Wary of another crisis that might eliminate the soul-stretching music his father played, which Booker counted on to oil and straighten his tangled feelings, he asked his father if he could take trumpet lessons. Sure, said Mr. Starbern, provided his son earned half the teacher’s fee. Booker nagged his neighbors for chores and earned enough to skip the Saturday conferences for trumpet lessons that dampened his budding intolerance for his siblings. How could they pretend it was over? How could they forget and just go on? Who and where was the murderer?
His trumpet teacher, already slightly drunk early in the morning, was nevertheless an excellent musician and an even better instructor.
“You got the lungs, the fingers, now you need the lip. When you get all three together you can forget about them and let the music out.”
Which, with persistence, he did.
Six years later when Booker was fourteen and a faintly accomplished trumpet player, the nicest man in the world was caught, tried and convicted of SSS, the sexually stimulated slaughter of six boys, each of whose names, including Adam’s, was tattooed across the shoulders of the nicest man in the world. Boise. Lenny. Adam. Matthew. Kevin. Roland. Clearly an equal-opportunity killer, his victims seemed to be representative of the We Are the World video. The tattoo artist said he thought they were the names of his client’s children, not those of other people.

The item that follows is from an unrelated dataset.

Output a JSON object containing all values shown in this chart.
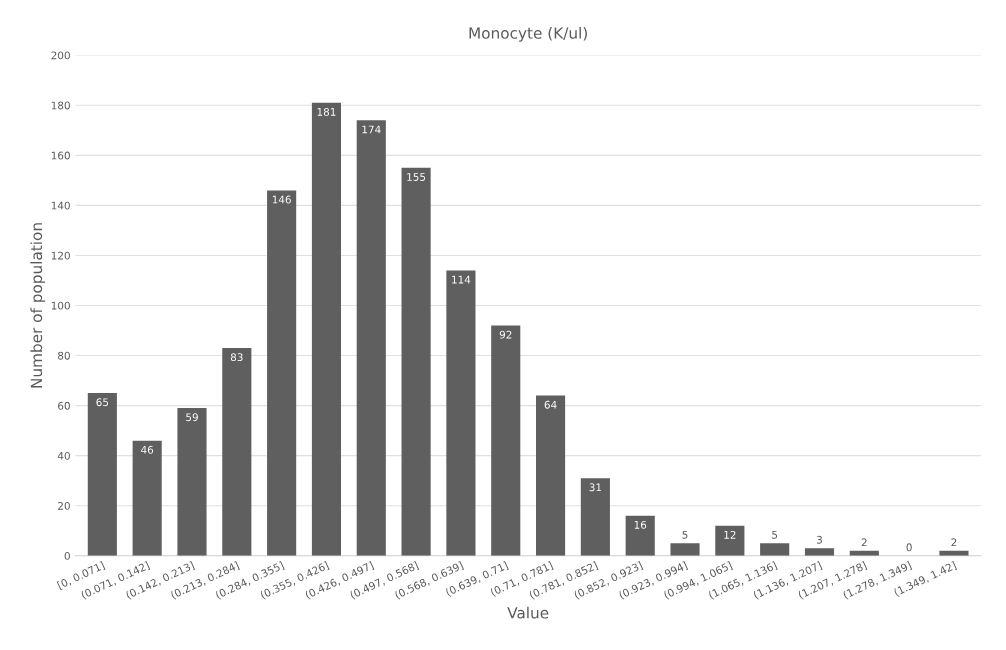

The nicest man in the world was an easygoing, retired auto mechanic who solicited home repairs. He was especially helpful with old refrigerators — the Philcos and GE’s built in the fifties to last, and ancient gas stoves and furnaces. “Dirt,” he used to say. “Most machinery died because it was never cleaned.” Everyone who had hired him recalled that advice. Another feature some remembered was his smile, how welcoming, attractive, even. Otherwise he was fastidious, capable and, well, nice. The single other thing people remembered most about him was that he always traveled with a cute little dog in his van, a terrier he called “Boy.” The police withheld what details they could but the families of the murdered boys could not be stopped or silenced. Nightmares about what might have been done to their children did not outweigh the facts. Six years of grief and unanswered questions coalesced around their recollections of time spent in the morgue, heaving, weeping, stone-faced or on their backs in helpless faints.